L’exigence de transparence sur l’amnistie constitue le premier pilier de cette charge. Si la Constitution de 2024 acte le principe, Bilie-By-Nze somme Oligui Nguema et son gouvernement de publier la liste nominative des bénéficiaires. « Le peuple a besoin de savoir qui sont les vrais libérateurs », a-t-il martelé, rappelant que cette loi est votée au nom du peuple gabonais. Cette question de responsabilité républicaine est indissociable d’une clarté totale sur l’identité de ceux que le Palais de la Rénovation érige en héros, l’opposant refusant que le sceau du secret ne couvre des décisions qui engagent l’histoire de la nation : « Nous voulons savoir qui a bénéficié de la justice et pour quelles raisons. »
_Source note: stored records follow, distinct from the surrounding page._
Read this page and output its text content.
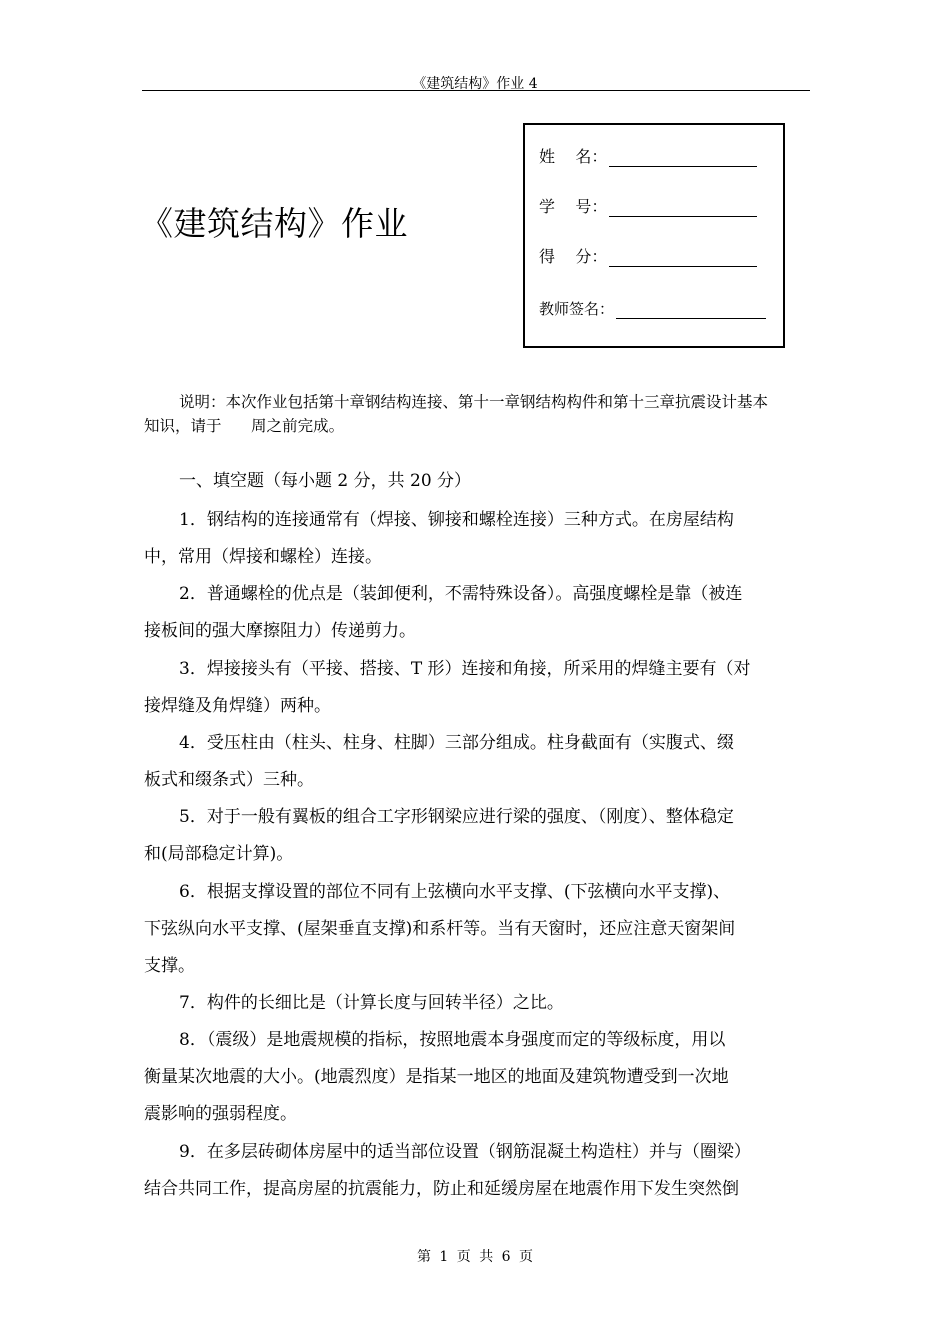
《建筑结构》作业 4
《建筑结构》作业
姓    名：
学    号：
得    分：
教师签名：
说明：本次作业包括第十章钢结构连接、第十一章钢结构构件和第十三章抗震设计基本
知识，请于      周之前完成。
一、填空题（每小题 2 分，共 20 分）
1．钢结构的连接通常有（焊接、铆接和螺栓连接）三种方式。在房屋结构
中，常用（焊接和螺栓）连接。
2．普通螺栓的优点是（装卸便利，不需特殊设备）。高强度螺栓是靠（被连
接板间的强大摩擦阻力）传递剪力。
3．焊接接头有（平接、搭接、T 形）连接和角接，所采用的焊缝主要有（对
接焊缝及角焊缝）两种。
4．受压柱由（柱头、柱身、柱脚）三部分组成。柱身截面有（实腹式、缀
板式和缀条式）三种。
5．对于一般有翼板的组合工字形钢梁应进行梁的强度、（刚度）、整体稳定
和(局部稳定计算)。
6．根据支撑设置的部位不同有上弦横向水平支撑、(下弦横向水平支撑)、
下弦纵向水平支撑、(屋架垂直支撑)和系杆等。当有天窗时，还应注意天窗架间
支撑。
7．构件的长细比是（计算长度与回转半径）之比。
8．（震级）是地震规模的指标，按照地震本身强度而定的等级标度，用以
衡量某次地震的大小。(地震烈度）是指某一地区的地面及建筑物遭受到一次地
震影响的强弱程度。
9．在多层砖砌体房屋中的适当部位设置（钢筋混凝土构造柱）并与（圈梁）
结合共同工作，提高房屋的抗震能力，防止和延缓房屋在地震作用下发生突然倒
第 1 页 共 6 页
Le réquisitoire s’est prolongé sur le terrain financier avec la dénonciation d’une gestion budgétaire opaque. Bilie-By-Nze pointe un recours massif au gré à gré, devenu la norme au détriment des appels d’offres, avec plus de 93 % des marchés passés sous ce régime depuis septembre 2023. Il réclame la mise à nu des contrats, des noms des entreprises et de l’identité des actionnaires. « C’est une question de bonne gouvernance, c’est aussi une question de lutte contre la corruption, de lutte contre les malversations, de lutte contre les passe-droits et les délits d’initié », a-t-il affirmé. Cette exigence de probité est présentée comme une nécessité impérieuse face au FMI, lequel ne manquera pas d’exiger des garanties de la part d’Oligui Nguema et son gouvernement sur les bénéficiaires effectifs des fonds publics.
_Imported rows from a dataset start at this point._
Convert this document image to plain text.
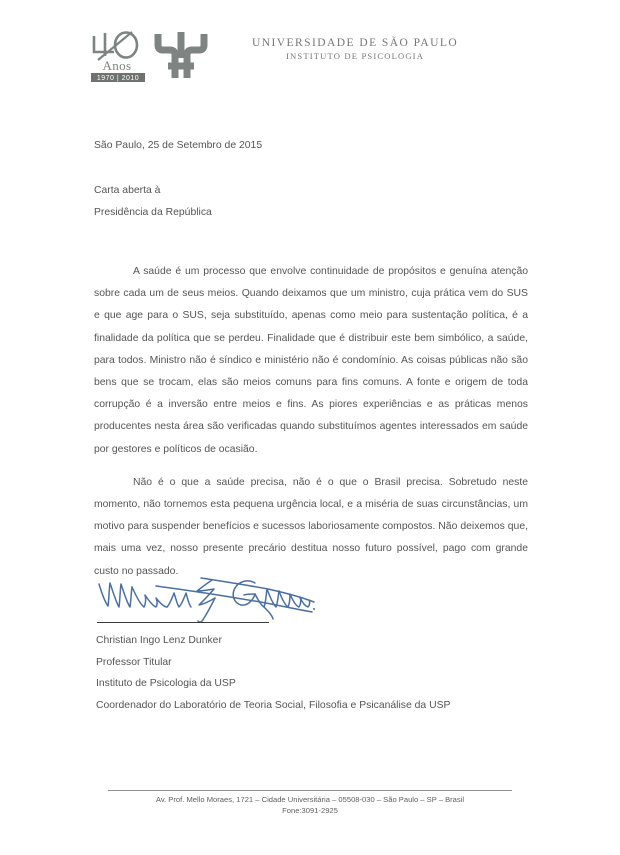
Anos
1970 | 2010
UNIVERSIDADE DE SÃO PAULO
INSTITUTO DE PSICOLOGIA
São Paulo, 25 de Setembro de 2015
Carta aberta à
Presidência da República

A saúde é um processo que envolve continuidade de propósitos e genuína atenção sobre cada um de seus meios. Quando deixamos que um ministro, cuja prática vem do SUS e que age para o SUS, seja substituído, apenas como meio para sustentação política, é a finalidade da política que se perdeu. Finalidade que é distribuir este bem simbólico, a saúde, para todos. Ministro não é síndico e ministério não é condomínio. As coisas públicas não são bens que se trocam, elas são meios comuns para fins comuns. A fonte e origem de toda corrupção é a inversão entre meios e fins. As piores experiências e as práticas menos producentes nesta área são verificadas quando substituímos agentes interessados em saúde por gestores e políticos de ocasião.

Não é o que a saúde precisa, não é o que o Brasil precisa. Sobretudo neste momento, não tornemos esta pequena urgência local, e a miséria de suas circunstâncias, um motivo para suspender benefícios e sucessos laboriosamente compostos. Não deixemos que, mais uma vez, nosso presente precário destitua nosso futuro possível, pago com grande custo no passado.

Christian Ingo Lenz Dunker
Professor Titular
Instituto de Psicologia da USP
Coordenador do Laboratório de Teoria Social, Filosofia e Psicanálise da USP
Av. Prof. Mello Moraes, 1721 – Cidade Universitária – 05508-030 – São Paulo – SP – Brasil
Fone:3091-2925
Le mutisme des autorités sur le dossier de l’île Mbanié a également été fustigé. Alors que l’Union Africaine a nommé Albert Shingiro pour accompagner la mise en œuvre de l’arrêt de la Cour internationale de Justice, le leader de l’opposition s’étonne de l’absence de communication officielle émanant du Palais de la Rénovation. Il interpelle directement le pouvoir sur ses intentions territoriales : « Est-ce qu’ils entendent céder Mbanié ? Est-ce qu’ils entendent donc se soumettre à cet arrêt ? » Pour Bilie-By-Nze, la gestion de ce conflit frontalier ne peut s’accommoder de non-dits alors que l’intégrité du territoire est en jeu.
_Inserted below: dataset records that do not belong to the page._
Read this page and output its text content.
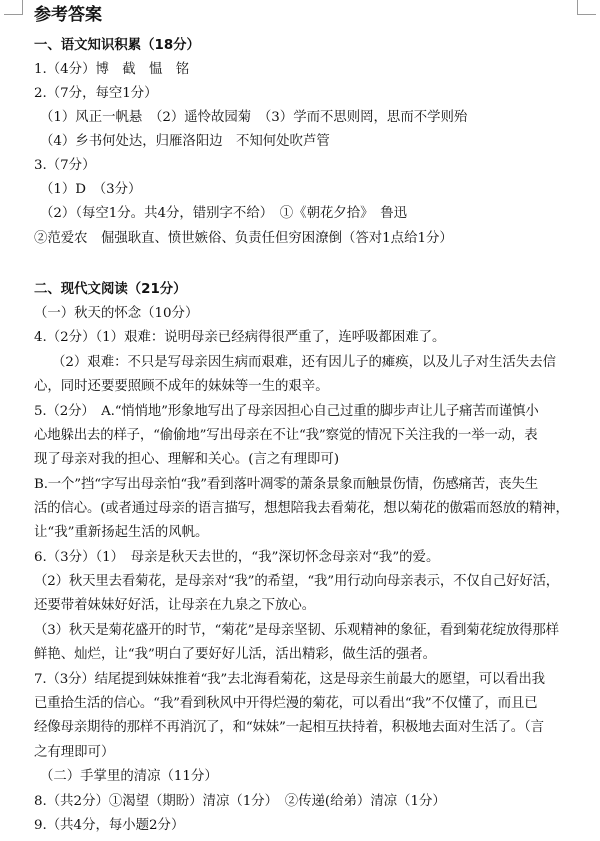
参考答案
一、语文知识积累（18分）
1.（4分）博　截　愠　铭
2.（7分，每空1分）
（1）风正一帆悬　（2）遥怜故园菊　（3）学而不思则罔，思而不学则殆
（4）乡书何处达，归雁洛阳边　不知何处吹芦管
3.（7分）
（1）D　（3分）
（2）（每空1分。共4分，错别字不给）　①《朝花夕拾》　鲁迅
②范爱农　倔强耿直、愤世嫉俗、负责任但穷困潦倒（答对1点给1分）
二、现代文阅读（21分）
（一）秋天的怀念（10分）
4.（2分）（1）艰难：说明母亲已经病得很严重了，连呼吸都困难了。
（2）艰难：不只是写母亲因生病而艰难，还有因儿子的瘫痪，以及儿子对生活失去信
心，同时还要要照顾不成年的妹妹等一生的艰辛。
5.（2分）　A.“悄悄地”形象地写出了母亲因担心自己过重的脚步声让儿子痛苦而谨慎小
心地躲出去的样子，“偷偷地”写出母亲在不让“我”察觉的情况下关注我的一举一动，表
现了母亲对我的担心、理解和关心。(言之有理即可)
B.一个”挡“字写出母亲怕“我”看到落叶凋零的萧条景象而触景伤情，伤感痛苦，丧失生
活的信心。(或者通过母亲的语言描写，想想陪我去看菊花，想以菊花的傲霜而怒放的精神，
让“我”重新扬起生活的风帆。
6.（3分）（1）　母亲是秋天去世的，“我”深切怀念母亲对“我”的爱。
（2）秋天里去看菊花，是母亲对“我”的希望，“我”用行动向母亲表示，不仅自己好好活，
还要带着妹妹好好活，让母亲在九泉之下放心。
（3）秋天是菊花盛开的时节，“菊花”是母亲坚韧、乐观精神的象征，看到菊花绽放得那样
鲜艳、灿烂，让“我”明白了要好好儿活，活出精彩，做生活的强者。
7.（3分）结尾提到妹妹推着“我”去北海看菊花，这是母亲生前最大的愿望，可以看出我
已重拾生活的信心。“我”看到秋风中开得烂漫的菊花，可以看出“我”不仅懂了，而且已
经像母亲期待的那样不再消沉了，和“妹妹”一起相互扶持着，积极地去面对生活了。（言
之有理即可）
（二）手掌里的清凉（11分）
8.（共2分）①渴望（期盼）清凉（1分）　②传递(给弟）清凉（1分）
9.（共4分，每小题2分）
C’est toutefois sur la réforme du Code de la nationalité publiée dans le journal officiel du 26 mars que l’offensive a été la plus virulente. Qualifiant l’ordonnance de texte « mortifère », l’opposant rejette la création de catégories de citoyens. Il dénonce une volonté d’exclusion qui interdirait l’accès à certaines fonctions régaliennes à une partie des Gabonais : « On ne peut pas laisser à un être humain le pouvoir de nous enlever ce que Dieu nous a donné. C’est impossible. » Invoquant l’héritage des pères fondateurs, il appelle à un retrait du texte pour bâtir un consensus national, plutôt que de laisser à Oligui Nguema et son gouvernement le droit de fragmenter la nation.
En conclusion, il a annoncé qu’une action commune avec les autres forces de l’opposition viendrait prochainement donner une suite concrète à ces dénonciations.